Small groups or clusters of 'individuals'

In some data sets, the basic 'individuals' are arranged in fairly small groups or clusters.

Measurements of plants
In a study investigating plant growth, the researcher might record the nutrient content of a few leaves from each of a sample of plants. The leaves are the natural 'individuals' in the data matrix since measurements are made from each individual leaf, but they are grouped by plant.
Household income
Surveys often select households in an area then obtain information about every member of the household. (Sampling clusters of people is cheaper than sampling individuals.) The people are the natural 'individuals' in the data matrix, but they are grouped by household.

In data sets of these kinds, a categorical variable could distinguish between the groups, but there would be a large number of possible values and these values (the plant or houshold names) are of little direct interest.

Data at different levels

Furthermore, some measurements are usually recorded at group level rather than individual level. For example, the age and height of the plant, or the dwelling type and distance from shops of the household are all recorded at group level. These values could be stored in a separate group-level data matrix.

 

Each data matrix can be separately analysed.


Household survey in Malawi

The data below are based on an activity diary study that was carried out in Malawi. Individuals within households kept a record of activities carried out at 4 different times of the day. For illustrative purposes, we have only shown data from 18 households and have not shown information from the activity records.

The data matrix on the left shows household-level information — the household name and its distance from drinking water (km). The data matrix on the right shows data that were collected from the individuals in the households — age, gender and relationship within the household (head, spouse, child, mother/father, etc.).

Note that the households have also been given a unique number and each individual has a 'household ID' variable that links it to its household. Click on any household or individual to see the corresponding entries in the two tables.

Moving information between the data matrices

Information can be exchanged between the two data matrices in order to analyse both sets of data together.

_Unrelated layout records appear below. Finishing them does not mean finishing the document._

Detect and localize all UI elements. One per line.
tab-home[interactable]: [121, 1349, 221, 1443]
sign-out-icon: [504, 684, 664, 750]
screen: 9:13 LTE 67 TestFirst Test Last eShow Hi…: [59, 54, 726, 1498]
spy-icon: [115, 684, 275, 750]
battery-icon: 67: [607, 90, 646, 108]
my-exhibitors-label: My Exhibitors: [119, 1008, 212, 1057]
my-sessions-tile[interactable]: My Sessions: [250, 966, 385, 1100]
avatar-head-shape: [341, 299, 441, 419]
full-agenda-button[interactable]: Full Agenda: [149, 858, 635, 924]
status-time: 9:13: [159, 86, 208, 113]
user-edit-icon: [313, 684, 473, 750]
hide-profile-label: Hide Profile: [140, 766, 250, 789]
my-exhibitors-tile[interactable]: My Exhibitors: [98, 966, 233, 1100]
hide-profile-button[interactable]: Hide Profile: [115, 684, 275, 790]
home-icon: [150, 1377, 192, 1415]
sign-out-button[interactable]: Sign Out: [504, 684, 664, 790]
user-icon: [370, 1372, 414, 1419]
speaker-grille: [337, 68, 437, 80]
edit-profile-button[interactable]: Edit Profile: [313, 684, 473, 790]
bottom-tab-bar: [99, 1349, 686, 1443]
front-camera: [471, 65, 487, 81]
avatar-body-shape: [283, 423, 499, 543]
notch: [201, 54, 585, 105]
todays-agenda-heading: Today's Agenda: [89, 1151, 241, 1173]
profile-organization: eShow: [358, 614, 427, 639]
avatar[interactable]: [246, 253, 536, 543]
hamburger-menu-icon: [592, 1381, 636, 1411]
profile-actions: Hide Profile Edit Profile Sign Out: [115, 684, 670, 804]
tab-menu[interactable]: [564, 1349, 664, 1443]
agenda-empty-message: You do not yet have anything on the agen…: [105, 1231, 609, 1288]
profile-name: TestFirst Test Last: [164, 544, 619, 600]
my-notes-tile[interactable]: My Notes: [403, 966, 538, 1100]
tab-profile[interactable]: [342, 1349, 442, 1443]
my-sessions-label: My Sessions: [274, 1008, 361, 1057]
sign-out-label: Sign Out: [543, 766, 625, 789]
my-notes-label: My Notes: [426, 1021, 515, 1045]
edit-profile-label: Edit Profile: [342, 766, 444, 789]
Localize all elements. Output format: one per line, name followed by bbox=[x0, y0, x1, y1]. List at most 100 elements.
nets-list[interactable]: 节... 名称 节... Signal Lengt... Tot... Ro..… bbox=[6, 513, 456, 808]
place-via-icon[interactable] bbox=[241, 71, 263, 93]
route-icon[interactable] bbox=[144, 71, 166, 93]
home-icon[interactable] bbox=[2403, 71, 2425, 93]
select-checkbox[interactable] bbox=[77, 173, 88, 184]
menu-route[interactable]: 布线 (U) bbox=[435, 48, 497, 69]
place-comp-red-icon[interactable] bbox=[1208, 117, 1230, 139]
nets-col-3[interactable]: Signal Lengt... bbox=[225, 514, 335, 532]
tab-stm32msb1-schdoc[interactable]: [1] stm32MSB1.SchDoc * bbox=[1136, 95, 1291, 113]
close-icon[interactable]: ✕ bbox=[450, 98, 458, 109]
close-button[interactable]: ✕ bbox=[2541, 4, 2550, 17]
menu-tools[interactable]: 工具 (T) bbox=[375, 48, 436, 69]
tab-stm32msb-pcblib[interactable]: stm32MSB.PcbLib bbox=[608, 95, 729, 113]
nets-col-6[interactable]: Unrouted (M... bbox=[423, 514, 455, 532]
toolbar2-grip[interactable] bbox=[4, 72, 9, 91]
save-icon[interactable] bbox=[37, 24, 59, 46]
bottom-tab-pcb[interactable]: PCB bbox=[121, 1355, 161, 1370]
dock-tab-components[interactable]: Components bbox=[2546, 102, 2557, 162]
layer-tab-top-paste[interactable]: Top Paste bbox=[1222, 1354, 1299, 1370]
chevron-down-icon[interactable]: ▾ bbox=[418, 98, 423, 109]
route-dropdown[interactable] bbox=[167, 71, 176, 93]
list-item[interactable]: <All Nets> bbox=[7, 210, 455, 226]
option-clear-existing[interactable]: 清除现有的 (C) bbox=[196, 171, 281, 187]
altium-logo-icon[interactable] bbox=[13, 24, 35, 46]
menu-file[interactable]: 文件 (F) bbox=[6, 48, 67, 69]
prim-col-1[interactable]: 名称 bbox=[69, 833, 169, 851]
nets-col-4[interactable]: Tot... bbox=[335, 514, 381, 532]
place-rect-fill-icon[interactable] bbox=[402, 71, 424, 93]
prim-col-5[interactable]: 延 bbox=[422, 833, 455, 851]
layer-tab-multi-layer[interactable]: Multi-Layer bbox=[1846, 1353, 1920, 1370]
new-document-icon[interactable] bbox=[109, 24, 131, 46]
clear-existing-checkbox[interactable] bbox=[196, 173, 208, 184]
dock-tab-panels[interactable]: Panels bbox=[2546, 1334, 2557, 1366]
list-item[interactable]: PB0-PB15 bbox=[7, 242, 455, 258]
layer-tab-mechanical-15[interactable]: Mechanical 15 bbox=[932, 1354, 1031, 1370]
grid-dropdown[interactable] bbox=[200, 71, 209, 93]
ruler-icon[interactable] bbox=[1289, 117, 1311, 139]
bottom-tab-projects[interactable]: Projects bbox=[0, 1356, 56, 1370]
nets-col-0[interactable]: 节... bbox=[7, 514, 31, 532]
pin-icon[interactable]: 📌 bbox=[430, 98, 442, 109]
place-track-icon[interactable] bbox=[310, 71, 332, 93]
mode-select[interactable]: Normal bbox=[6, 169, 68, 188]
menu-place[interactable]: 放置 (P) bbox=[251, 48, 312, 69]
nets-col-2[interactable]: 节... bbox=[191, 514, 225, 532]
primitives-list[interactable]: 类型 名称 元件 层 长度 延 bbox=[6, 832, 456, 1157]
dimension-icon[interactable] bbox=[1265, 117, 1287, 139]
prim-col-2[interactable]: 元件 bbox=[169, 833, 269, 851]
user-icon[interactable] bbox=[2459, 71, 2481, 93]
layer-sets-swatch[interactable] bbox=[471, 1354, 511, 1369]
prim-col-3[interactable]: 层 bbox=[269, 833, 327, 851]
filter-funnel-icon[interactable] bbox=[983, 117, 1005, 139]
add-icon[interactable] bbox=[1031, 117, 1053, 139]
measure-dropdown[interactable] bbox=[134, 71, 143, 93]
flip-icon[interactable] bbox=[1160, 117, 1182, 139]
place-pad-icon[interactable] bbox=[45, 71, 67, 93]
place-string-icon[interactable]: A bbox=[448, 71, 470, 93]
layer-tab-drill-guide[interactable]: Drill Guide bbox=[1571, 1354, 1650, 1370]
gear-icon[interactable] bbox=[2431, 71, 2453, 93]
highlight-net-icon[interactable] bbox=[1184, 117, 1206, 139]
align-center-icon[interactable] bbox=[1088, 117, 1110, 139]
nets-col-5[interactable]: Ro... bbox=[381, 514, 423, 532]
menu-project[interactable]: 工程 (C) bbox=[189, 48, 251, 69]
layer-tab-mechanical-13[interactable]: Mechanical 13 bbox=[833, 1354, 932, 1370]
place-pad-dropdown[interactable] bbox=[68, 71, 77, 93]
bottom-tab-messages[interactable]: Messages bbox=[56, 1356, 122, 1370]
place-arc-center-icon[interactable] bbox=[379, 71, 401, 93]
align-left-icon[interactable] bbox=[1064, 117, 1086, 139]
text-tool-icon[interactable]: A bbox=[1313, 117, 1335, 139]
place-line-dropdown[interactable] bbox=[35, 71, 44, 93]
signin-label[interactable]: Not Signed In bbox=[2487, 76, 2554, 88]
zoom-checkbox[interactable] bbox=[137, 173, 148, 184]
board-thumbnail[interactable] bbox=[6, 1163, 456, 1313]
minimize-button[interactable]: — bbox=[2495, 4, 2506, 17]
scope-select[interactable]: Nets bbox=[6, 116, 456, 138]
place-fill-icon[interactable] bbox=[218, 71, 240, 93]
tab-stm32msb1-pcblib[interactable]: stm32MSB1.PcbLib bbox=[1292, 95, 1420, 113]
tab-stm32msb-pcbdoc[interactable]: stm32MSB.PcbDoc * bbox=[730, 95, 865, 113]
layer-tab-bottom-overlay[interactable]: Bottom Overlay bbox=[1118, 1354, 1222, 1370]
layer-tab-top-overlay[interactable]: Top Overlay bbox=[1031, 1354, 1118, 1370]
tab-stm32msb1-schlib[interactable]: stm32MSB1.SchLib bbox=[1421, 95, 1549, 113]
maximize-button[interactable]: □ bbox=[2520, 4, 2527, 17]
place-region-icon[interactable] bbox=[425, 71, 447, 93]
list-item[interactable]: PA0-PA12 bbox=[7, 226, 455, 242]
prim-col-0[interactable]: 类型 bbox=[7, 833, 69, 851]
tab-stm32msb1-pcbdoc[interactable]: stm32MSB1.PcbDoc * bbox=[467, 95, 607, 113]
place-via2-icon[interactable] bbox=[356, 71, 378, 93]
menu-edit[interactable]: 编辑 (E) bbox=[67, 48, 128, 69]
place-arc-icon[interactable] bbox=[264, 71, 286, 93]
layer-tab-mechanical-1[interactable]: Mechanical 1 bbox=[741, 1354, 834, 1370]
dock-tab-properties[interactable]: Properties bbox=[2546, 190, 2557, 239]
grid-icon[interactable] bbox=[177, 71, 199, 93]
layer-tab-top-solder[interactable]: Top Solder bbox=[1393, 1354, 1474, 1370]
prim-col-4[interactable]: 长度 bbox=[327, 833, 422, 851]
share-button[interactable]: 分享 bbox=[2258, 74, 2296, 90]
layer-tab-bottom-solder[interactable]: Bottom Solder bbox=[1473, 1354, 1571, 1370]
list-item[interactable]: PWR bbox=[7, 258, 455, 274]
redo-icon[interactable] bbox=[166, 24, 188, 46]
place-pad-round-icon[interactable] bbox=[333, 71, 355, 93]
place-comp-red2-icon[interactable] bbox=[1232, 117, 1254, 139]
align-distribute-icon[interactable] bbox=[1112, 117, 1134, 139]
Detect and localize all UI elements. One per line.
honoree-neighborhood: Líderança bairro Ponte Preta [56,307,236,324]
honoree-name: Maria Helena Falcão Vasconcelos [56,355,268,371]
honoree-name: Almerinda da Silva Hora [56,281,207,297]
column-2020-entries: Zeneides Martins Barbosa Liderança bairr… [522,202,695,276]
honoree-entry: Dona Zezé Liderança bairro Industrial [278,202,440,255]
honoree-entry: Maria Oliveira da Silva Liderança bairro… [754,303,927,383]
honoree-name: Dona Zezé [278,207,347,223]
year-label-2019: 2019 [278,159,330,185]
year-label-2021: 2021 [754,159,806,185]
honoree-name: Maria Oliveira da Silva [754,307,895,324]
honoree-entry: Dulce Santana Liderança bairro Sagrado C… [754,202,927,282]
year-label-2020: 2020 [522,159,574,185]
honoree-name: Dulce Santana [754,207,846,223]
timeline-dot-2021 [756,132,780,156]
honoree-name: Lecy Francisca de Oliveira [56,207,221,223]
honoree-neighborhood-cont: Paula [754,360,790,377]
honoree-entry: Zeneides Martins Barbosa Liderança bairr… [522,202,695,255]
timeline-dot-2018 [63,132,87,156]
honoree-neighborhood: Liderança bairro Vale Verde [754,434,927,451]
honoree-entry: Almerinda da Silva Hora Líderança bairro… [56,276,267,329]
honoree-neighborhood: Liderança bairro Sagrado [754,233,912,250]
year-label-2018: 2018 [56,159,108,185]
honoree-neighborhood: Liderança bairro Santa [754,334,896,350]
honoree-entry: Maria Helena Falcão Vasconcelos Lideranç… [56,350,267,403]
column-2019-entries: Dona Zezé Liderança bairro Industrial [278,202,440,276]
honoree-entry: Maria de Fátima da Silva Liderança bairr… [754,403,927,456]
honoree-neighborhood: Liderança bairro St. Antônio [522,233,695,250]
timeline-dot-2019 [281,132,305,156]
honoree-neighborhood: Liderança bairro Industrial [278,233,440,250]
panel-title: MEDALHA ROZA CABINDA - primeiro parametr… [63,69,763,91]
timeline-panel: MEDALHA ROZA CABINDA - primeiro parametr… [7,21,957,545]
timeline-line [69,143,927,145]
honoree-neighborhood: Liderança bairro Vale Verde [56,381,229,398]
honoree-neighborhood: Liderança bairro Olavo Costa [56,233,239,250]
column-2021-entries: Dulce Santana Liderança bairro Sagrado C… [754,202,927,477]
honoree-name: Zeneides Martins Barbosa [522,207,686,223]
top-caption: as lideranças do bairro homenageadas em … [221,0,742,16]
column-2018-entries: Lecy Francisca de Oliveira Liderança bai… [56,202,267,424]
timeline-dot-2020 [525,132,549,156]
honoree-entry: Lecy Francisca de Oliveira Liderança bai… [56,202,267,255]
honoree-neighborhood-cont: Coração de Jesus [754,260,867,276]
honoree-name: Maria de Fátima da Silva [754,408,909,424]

Group level —> individual level
Each row of the individual-level data matrix could be augmented with values copied from the corresponding row (group) of the group-level data matrix
Individual level —> group level
It is also possible to summarise individual-level data and add it to the group-level data matrix. For example, we could add a 'maximum age' or 'household size' variable to the household-level data matrix. In the plant-and-leaf scenario described at the top of this page, an 'average leaf length' variable could be added to the plant-level data matrix..

Information can be obtained from multi-level data by examining both the group-level and individual-level data matrices.


Household survey in Malawi

In the activity-record survey in Malawi, the 'Distance to water' data from household level can be copied to the individual-level data matrix to be analysed at individual level.

In a similar way, information from the individuals in a household can be used to create new variables at household level. Select Hh size (household size), Min age (minimum age) and Ave age (average age) from the pop-up menu. Their values for any household are determined from variables in the individual-level data matrix for the individuals in the household. (Again, click any household's row to highlight the individuals in it.)

Analysis of the two data matrices

The data-analysis methods that will be described in CAST can be used with both the group-level and individual-level data matrices. It is however important to recognise the difference between analysing the data at these two levels.

Consider a household with 1 individual that is 2 km from water and another household with 9 individuals that is 1 km from water.

Household level
The average household distance from water is 1.5 km — the average of the two household distances.
Individual level
The average individual distance from water is 1.1 km — the average of the ten individual distances 1, 1, 1, 1, 1, 1, 1, 1, 1, 2.

Properly analysing multi-level data and interpreting the results of the analysis requires a lot of careful thought!

Although you can analyse both the group-level and individual-level data matrices using the methods that will be described in CAST, advanced statistical methods are needed to fully analyse multi-level data.